Heute werden keine Steinböcke gejagt.
Heute werden keine Steinböcke gejagt. © M2H & BlackMill Games

Im alpinen Gebirge, zwischen dem Stilfser Joch und dem Isonzo, fanden während des Ersten Weltkrieges die zwölf Isonzoschlachten statt. Die Schlachten in den Dolomiten und in malerischen italienischen Dörfern gehören zu den verlustreichsten Kriegshandlungen im Ersten Weltkrieg.

Isonzo, nach Verdun und Tannenberg der dritte WWI-Shooter der beiden Studios M2H und Blackmill Games, versetzt die Spieler mitten in den Gebirgskrieg zwischen dem Königreich Italien und den Mittelmächten. Weiterhin legen die Macher sehr viel Wert auf Realismus und historische Korrektheit. Klappt's auch im dritten Anlauf?

Nach einer kurzen Eingewöhnung fühlt sich Isonzo sehr angenehm und harmonisch an. Die grafischen Oberflächen sind einfach und übersichtlich gehalten. Die verschiedenen Karten sind überschaubar, aber dennoch abwechslungsreich. Das Gameplay verlangt Zusammenspiel im Team und den Einsatz der verschiedenen Spezialisierungen. Taktisches Vorgehen wird in der Regel mit Erfolg auf dem Schlachtfeld belohnt. Grösster Kritikpunkt bleibt die sehr kleine Schrift der Erklärtexte, die bestimmt ganz interessant wären.

Los, los, los! Ich gebe dir Deckung!
Los, los, los! Ich gebe dir Deckung! © M2H & BlackMill Games

Isonzo gesellt sich definitiv zu den Hardcore-Shootern. Somit genügt bereits ein kritischer Treffer, um den Gegner auszuschalten. Ein Schuss in die Extremitäten muss allerdings nicht zum sofortigen Hinscheiden führen. Der Spieler kann sich in diesen Situationen selbst medizinisch versorgen oder andere verbündete Spieler behandeln ihn. Dies ist eine willkommene Weiterentwicklung gegenüber den Vorgängern.

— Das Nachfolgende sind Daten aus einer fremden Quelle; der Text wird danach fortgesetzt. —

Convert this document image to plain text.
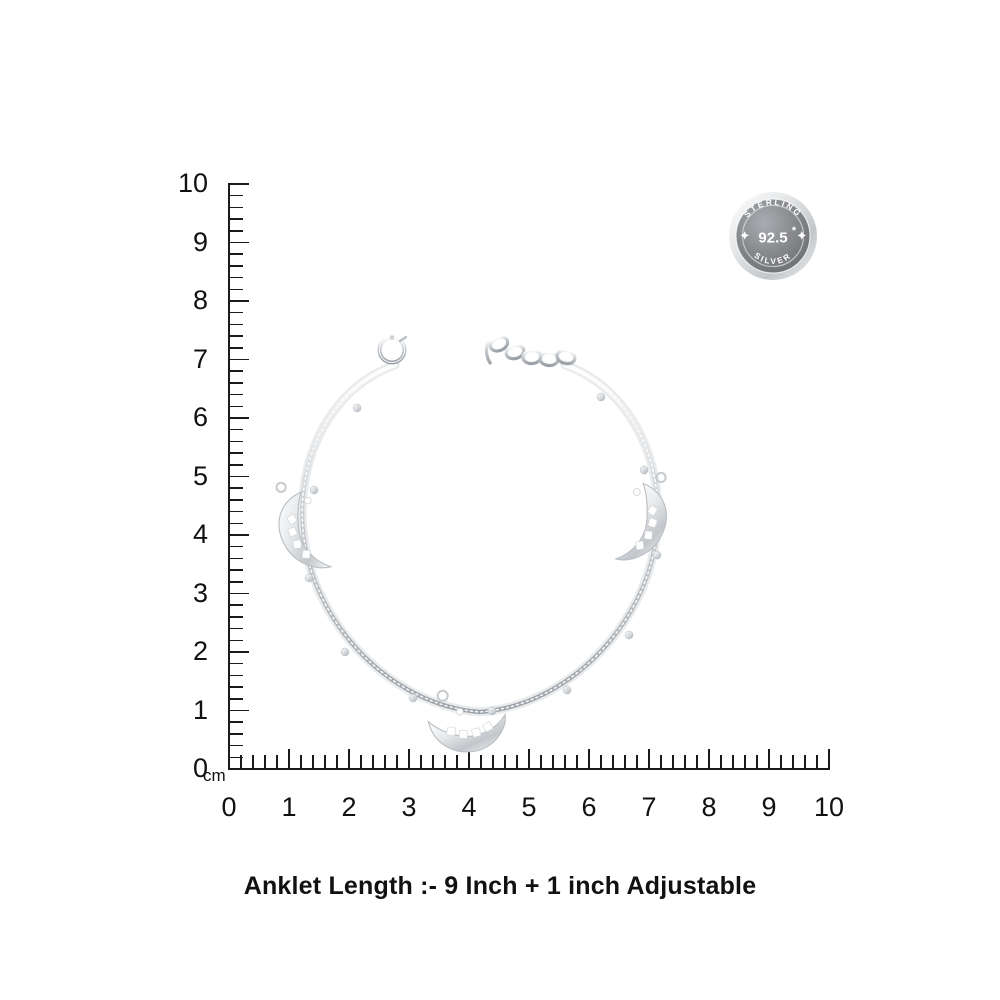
10
9
8
7
6
5
4
3
2
1
0
0	1	2	3	4	5	6	7	8	9	10
cm
STERLING
SILVER
92.5 *
Anklet Length :- 9 Inch + 1 inch Adjustable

Hardcore-Shooter zu sein, bedeutet auch, dass auf Fadenkreuze und anderes Hilfsmittel verzichtet wird. Stattdessen verlangt Isonzo viel taktisches Vorgehen und Geduld im Stellungsgefecht. Die historische Authentizität schränkt zwar die Waffentechnologien und das Spieltempo ein, macht das Spiel diesbezüglich ebenso einzigartig.

Urlaub in Italien habe ich mir anders vorgestellt!
Urlaub in Italien habe ich mir anders vorgestellt! © M2H & BlackMill Games

Wie gewohnt stehen verschiedene Spezialisierungen als Offizier, Gewehrschütze oder Scharfschütze zur Auswahl. Jede Spezialisierung startet mit einer Standard-Bewaffnung. Weitere Waffen und Fähigkeiten müssen freigeschaltet werden. Offiziere können über Feldtelefone Artillerie- oder Luftunterstützung herbeirufen und so den Verlauf einer Schlacht entscheidend beeinflussen.

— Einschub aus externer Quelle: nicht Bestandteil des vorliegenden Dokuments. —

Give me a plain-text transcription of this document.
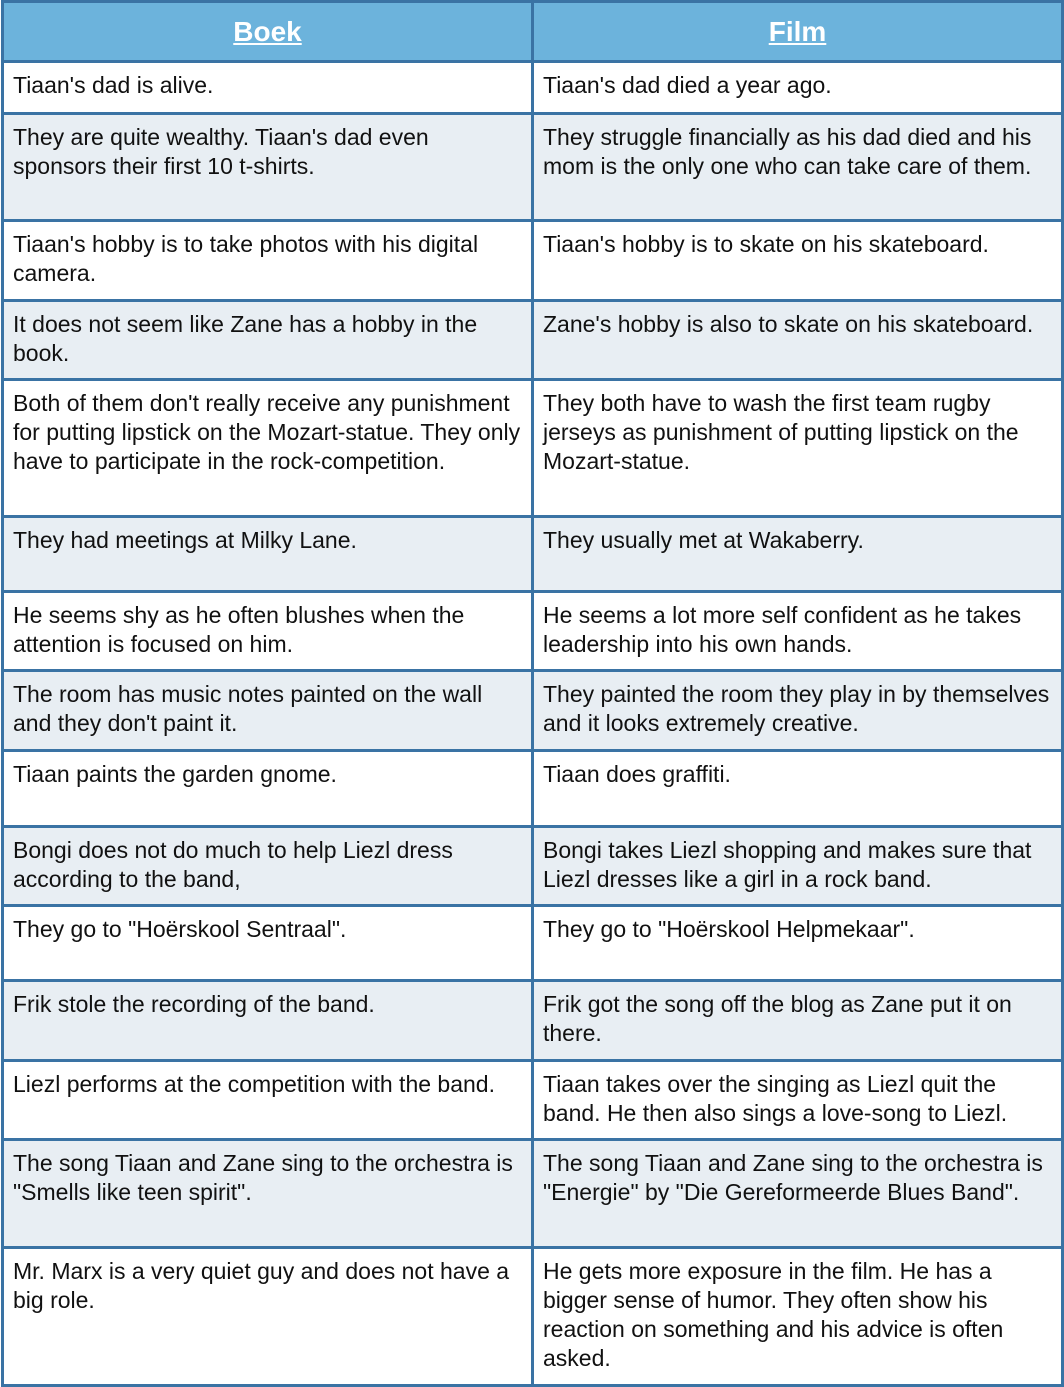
Boek	Film
Tiaan's dad is alive.	Tiaan's dad died a year ago.
They are quite wealthy. Tiaan's dad even sponsors their first 10 t-shirts.	They struggle financially as his dad died and his mom is the only one who can take care of them.
Tiaan's hobby is to take photos with his digital camera.	Tiaan's hobby is to skate on his skateboard.
It does not seem like Zane has a hobby in the book.	Zane's hobby is also to skate on his skateboard.
Both of them don't really receive any punishment for putting lipstick on the Mozart-statue. They only have to participate in the rock-competition.	They both have to wash the first team rugby jerseys as punishment of putting lipstick on the Mozart-statue.
They had meetings at Milky Lane.	They usually met at Wakaberry.
He seems shy as he often blushes when the attention is focused on him.	He seems a lot more self confident as he takes leadership into his own hands.
The room has music notes painted on the wall and they don't paint it.	They painted the room they play in by themselves and it looks extremely creative.
Tiaan paints the garden gnome.	Tiaan does graffiti.
Bongi does not do much to help Liezl dress according to the band,	Bongi takes Liezl shopping and makes sure that Liezl dresses like a girl in a rock band.
They go to "Hoërskool Sentraal".	They go to "Hoërskool Helpmekaar".
Frik stole the recording of the band.	Frik got the song off the blog as Zane put it on there.
Liezl performs at the competition with the band.	Tiaan takes over the singing as Liezl quit the band. He then also sings a love-song to Liezl.
The song Tiaan and Zane sing to the orchestra is "Smells like teen spirit".	The song Tiaan and Zane sing to the orchestra is "Energie" by "Die Gereformeerde Blues Band".
Mr. Marx is a very quiet guy and does not have a big role.	He gets more exposure in the film. He has a bigger sense of humor. They often show his reaction on something and his advice is often asked.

Die Isonzoschlachten finden vor schönen Kulissen auf grosszügigen Schlachtfeldern statt. Die Karten wirken dabei nicht überdimensioniert, und der Spieler kann nach dem Respawn relativ schnell wieder ins Geschehen eingreifen. Die Kampagnen können. wie schon von Verdun und Tannenberg gewohnt, einige Zeit in Anspruch nehmen. Insgesamt wirken sie aber nicht langatmig.

Technisch und von der Physik her gibt Isonzo, obwohl es kein AAA-Titel ist, einiges her. Beispielsweise kann nahe einer Deckung das Gewehr nicht bedient werden. Dennoch lässt sich in den Bewegungsabläufen der Spieler noch Potenzial ausmachen. Die Explosionen von einschlagenden Mörsern klingen ganz ordentlich. Leider können aber die visuellen Effekte nicht mithalten. Die Gewehrschüsse klingen insgesamt recht monoton, was allerdings auch an der damaligen Waffentechnologie liegen mag. Immerhin haben die Entwickler versprochen, in kommenden DLCs weitere Waffentypen nachzuliefern.

Tobias Geser [gto]

Tobias schreibt seit 2010 Game-Reviews. Am liebsten spielt er spannende Adventures und actionreiche Shooter Games. Mit FIFA hingegen kann er überhaupt nichts anfangen. In seiner Freizeit trifft man Tobias häufig auf dem Mountainbike an.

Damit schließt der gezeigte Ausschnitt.